On the evening of September 8 (September 9 in other countries, if I am not mistaken), we looked up at the moon. It was in its ‘harvest’ stage; meaning it was a full moon. The date of the mid-autumn festival usually depends on the date of the full moon. It is called mid-autumn because as the name suggests the festival happens in the middle of the autumn (although I am not feeling any signs of autumn here yet as the weather continues to be hot and humid like summer!).
Mooncakes are round and sweet as they symbolize eternity (the round shape means it is never ending). The mooncakes stand for long life and happiness, so if you are given one, consider it as a wish from the giver for your continued success and good health.
There are different fillings to a mooncake depending which part of China they come from. Here in Guangzhou, mooncakes include sesame and lotus seeds, egg yolk, and shredded coconut. The mooncakes of Beijing are usually made of thin crust with a red bean filling that is particularly sweet. By tradition, these mooncakes are filled with any of these: lotus seed paste, sweet bean paste, five varieties of nuts and seeds, egg yolk, and jujube paste.

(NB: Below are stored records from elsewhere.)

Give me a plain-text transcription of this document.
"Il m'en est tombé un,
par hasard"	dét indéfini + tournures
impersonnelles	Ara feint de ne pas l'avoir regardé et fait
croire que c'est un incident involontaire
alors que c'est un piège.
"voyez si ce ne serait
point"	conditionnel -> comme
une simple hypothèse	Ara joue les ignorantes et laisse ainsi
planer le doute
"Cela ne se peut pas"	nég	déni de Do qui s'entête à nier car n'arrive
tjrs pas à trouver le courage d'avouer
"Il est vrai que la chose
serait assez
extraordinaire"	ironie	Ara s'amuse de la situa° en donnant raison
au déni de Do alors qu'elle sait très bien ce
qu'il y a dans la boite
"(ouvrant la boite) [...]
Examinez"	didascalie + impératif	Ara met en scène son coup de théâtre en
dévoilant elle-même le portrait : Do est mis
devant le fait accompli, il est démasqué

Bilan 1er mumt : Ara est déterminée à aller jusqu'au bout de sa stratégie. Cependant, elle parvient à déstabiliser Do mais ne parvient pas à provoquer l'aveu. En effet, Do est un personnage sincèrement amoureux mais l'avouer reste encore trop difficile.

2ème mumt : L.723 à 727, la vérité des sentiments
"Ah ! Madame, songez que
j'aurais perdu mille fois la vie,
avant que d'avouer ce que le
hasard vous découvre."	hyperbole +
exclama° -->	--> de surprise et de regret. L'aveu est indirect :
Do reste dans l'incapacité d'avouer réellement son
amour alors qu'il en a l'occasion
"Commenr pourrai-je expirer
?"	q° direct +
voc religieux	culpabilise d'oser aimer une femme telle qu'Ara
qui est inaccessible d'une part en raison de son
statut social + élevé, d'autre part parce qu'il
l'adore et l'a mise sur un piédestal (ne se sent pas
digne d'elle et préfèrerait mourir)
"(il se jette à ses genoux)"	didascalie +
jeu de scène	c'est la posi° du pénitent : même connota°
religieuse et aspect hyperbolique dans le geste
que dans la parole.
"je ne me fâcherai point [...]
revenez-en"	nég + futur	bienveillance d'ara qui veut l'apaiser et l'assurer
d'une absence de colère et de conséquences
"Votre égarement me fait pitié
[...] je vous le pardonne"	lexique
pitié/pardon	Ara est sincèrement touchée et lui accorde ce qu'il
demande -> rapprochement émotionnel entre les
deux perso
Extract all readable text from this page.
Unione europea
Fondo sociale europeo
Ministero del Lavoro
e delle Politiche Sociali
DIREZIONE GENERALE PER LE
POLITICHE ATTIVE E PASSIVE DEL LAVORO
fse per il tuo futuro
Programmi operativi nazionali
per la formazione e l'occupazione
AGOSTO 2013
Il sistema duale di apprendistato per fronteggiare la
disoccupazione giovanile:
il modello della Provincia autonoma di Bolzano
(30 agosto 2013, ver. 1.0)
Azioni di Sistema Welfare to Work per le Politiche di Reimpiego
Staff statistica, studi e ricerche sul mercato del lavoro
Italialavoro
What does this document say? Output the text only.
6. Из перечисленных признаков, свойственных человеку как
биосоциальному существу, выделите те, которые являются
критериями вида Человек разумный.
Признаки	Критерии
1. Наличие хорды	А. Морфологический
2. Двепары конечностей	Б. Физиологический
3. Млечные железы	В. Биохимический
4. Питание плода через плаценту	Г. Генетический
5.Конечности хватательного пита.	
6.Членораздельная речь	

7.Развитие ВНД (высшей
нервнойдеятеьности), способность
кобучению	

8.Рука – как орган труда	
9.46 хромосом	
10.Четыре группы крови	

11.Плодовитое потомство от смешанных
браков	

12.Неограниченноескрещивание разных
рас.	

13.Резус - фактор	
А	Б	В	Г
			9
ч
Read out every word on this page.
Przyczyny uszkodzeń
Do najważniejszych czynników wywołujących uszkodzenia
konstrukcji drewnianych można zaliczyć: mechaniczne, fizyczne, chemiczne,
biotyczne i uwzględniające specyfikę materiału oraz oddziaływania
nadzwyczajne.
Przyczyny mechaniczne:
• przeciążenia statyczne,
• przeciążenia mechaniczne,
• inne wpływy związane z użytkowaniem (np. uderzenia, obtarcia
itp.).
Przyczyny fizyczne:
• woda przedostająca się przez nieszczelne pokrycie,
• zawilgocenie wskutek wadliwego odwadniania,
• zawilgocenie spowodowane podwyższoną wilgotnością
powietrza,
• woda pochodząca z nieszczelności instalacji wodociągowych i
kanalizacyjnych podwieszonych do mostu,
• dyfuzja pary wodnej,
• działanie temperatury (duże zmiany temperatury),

Who is that girl basking in the light of the moon (or often times portrayed flying towards the moon?) That’s Chang’e (pronounced as Chung-uh), wife of the warrior-turned-king, Houyi. There are several versions of how the couple’s relationship turned out. Here is one version: Legends tell the story of Chang’e who stole the elixir from Houyi, who became a tyrannical king and wanted to live forever. Afraid that Houyi will live long and continue to be cruel, she drank the elixir and flew toward the moon. This made her the Moon Goddess of Immortality.
The Mid-Autumn Festival is the second largest festival in China next to the Chinese New Year (or Spring Festival). Those who live and work in the city take time to pack their bags and go home. The festival usually falls on a weekday that is near the weekend giving the Chinese a three-day holiday. That means more time to spend with the family; a family reunion is a special part of this festival.
In some places in China, the Mid-Autumn Festival is the perfect time to find a partner as it was believed that the moon acts as matchmaker. Single men and women are told to seek the help of Chang’e by burning incense to the moon. Our cleaners also told me that in other areas, it is believed that couples who can’t bear children should bathe in the moonlight as the moon will bring them “good harvest”.
Did you celebrate the festival and burn incense to the moon?